Publisher: Michael Joseph
Date of Publication: 28th June 2018
Date of Review: 23rd Nov 2018
A wife who must keep her affair secret. A husband who has the power to bring her lover down.
A marriage that could end in murder.
Beth was still reeling from the end of her affair the night she met Albie – a man who knows her ex better than anyone, but has no idea of their history.
He’s perfectly placed to give Beth the revenge she craves – if only she can keep her secret safe.
But how far is she willing to go?
Set within the world of neurosurgery How Far We Fall by Jane Shemilt is a creepy revenge thriller where supporting characters from Daughter (Jane Shemilt’s first novel) take centre stage for this modern twist on Shakespeare’s Macbeth. The novel is full of unreliable characters, which is particularly chilling considering the characters are people who we put our utmost faith in.
Beth is a theatre nurse who is recovering from an affair with Ted, a married neurosurgeon. The affair ended badly and whilst Ted seems to have his life back on track, Beth is still heartbroken after the still-birth of their daughter. She’s also had to change her job (neuro to orthopaedics). When Beth meets Albie, the fact that he’s Ted’s surgical registrar/research fellow is a reason for Beth to run a mile; but there’s a spark between Albie and Beth that can’t be ignored and before we know it they’re married and planning a family of their own.

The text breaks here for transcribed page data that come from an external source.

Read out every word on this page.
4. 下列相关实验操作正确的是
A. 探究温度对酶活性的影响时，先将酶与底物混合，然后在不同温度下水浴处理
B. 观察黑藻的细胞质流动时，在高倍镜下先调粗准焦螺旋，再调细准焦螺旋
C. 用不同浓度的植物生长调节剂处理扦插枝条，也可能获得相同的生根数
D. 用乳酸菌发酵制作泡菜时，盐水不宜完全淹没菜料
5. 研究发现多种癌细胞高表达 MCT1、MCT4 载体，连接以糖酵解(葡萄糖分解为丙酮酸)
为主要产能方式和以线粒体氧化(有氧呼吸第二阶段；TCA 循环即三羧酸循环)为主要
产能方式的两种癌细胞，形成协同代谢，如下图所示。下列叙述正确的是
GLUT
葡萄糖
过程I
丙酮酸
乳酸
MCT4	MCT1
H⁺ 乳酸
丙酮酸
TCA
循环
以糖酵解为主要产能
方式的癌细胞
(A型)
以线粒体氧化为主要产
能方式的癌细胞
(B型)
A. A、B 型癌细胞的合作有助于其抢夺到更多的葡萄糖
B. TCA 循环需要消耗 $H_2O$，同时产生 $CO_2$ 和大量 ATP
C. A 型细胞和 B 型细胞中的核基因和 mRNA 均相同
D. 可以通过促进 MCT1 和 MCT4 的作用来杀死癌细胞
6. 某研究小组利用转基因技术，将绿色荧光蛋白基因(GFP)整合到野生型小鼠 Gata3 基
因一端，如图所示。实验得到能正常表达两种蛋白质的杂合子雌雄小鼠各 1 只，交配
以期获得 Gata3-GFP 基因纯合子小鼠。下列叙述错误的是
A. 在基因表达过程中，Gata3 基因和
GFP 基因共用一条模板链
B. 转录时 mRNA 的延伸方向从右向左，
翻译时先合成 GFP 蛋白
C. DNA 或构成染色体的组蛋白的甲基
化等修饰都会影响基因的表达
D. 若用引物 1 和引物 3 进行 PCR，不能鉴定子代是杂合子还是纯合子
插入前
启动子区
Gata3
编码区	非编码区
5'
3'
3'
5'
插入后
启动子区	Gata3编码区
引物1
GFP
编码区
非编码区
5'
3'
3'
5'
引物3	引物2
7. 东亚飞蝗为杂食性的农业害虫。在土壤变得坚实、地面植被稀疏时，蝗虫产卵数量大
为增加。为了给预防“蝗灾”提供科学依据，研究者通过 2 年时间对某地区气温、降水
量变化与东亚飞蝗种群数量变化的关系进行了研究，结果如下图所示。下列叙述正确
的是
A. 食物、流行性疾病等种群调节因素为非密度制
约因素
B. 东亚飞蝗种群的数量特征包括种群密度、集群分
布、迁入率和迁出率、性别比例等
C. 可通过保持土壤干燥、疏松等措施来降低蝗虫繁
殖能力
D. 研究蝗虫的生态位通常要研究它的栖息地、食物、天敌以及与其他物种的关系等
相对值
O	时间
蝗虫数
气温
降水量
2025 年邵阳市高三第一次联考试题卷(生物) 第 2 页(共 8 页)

Like Macbeth, at first Albie is characterised as a man of integrity who is out to help others. He is a bright up and coming neurosurgeon who has researched and developed an innovative neurosurgical procedure for brain cancer. Ted has helped Albie along in his career, and Albie has great respect and admiration for him both professionally and personally. However, when Ted takes credit for Albie’s research project, Albie starts to doubt Ted’s integrity. This isn’t helped by Beth, who is still reeling from the way he took what he wanted from her, before leaving her to deal with the death of their daughter all on her own. But Albie is still in the dark on that one; he has no idea that his wife and his boss knew each other before.
At the beginning it was easy to empathise with both Beth and Albie. Although Beth had an affair with a married man, she’d had a raw deal; and at this point there was no reason to believe Albie was none other than a kind and talented neurosurgeon who wanted to help cure others. But with Beth subtly poisoning his mind against Ted, and his research assistant (who just so happens to have a couple of sisters, making them reminiscent of the three witches) providing him with snippets of overheard conversation regarding Albie’s promotion, Albie doesn’t know who to believe.
The deceit starts off seemingly inconsequential but before we know it, it has built into a web of lies with layer upon layer of dramatic tension ready to explode just like Albie’s research trial! The narrative moves up a gear as we move towards the climax but unlike a lot of novels, where the last couple of chapters drag after the conclusion, the author has added a further plot twist that had me racing towards the very end.
Jane Shemilt has a wonderful talent for bringing the narrative to life: the setting really drew me in and the characters leaped off the page. I really enjoyed reading this book and it was great to catch up with some of the characters from Daughter. I would love to see another book that reveals what happened to Naomi (the daughter from Daughter) and can’t wait to read more from this author.
Under Literature Love’s rating scheme this book has been awarded
5 out of 5 stars.
I absolutely loved this book and couldn’t put it down.
I recommend you stop what you’re doing and go and buy this book now!
Thank you to the author
for a copy of this book
in return for an honest and unbiased review.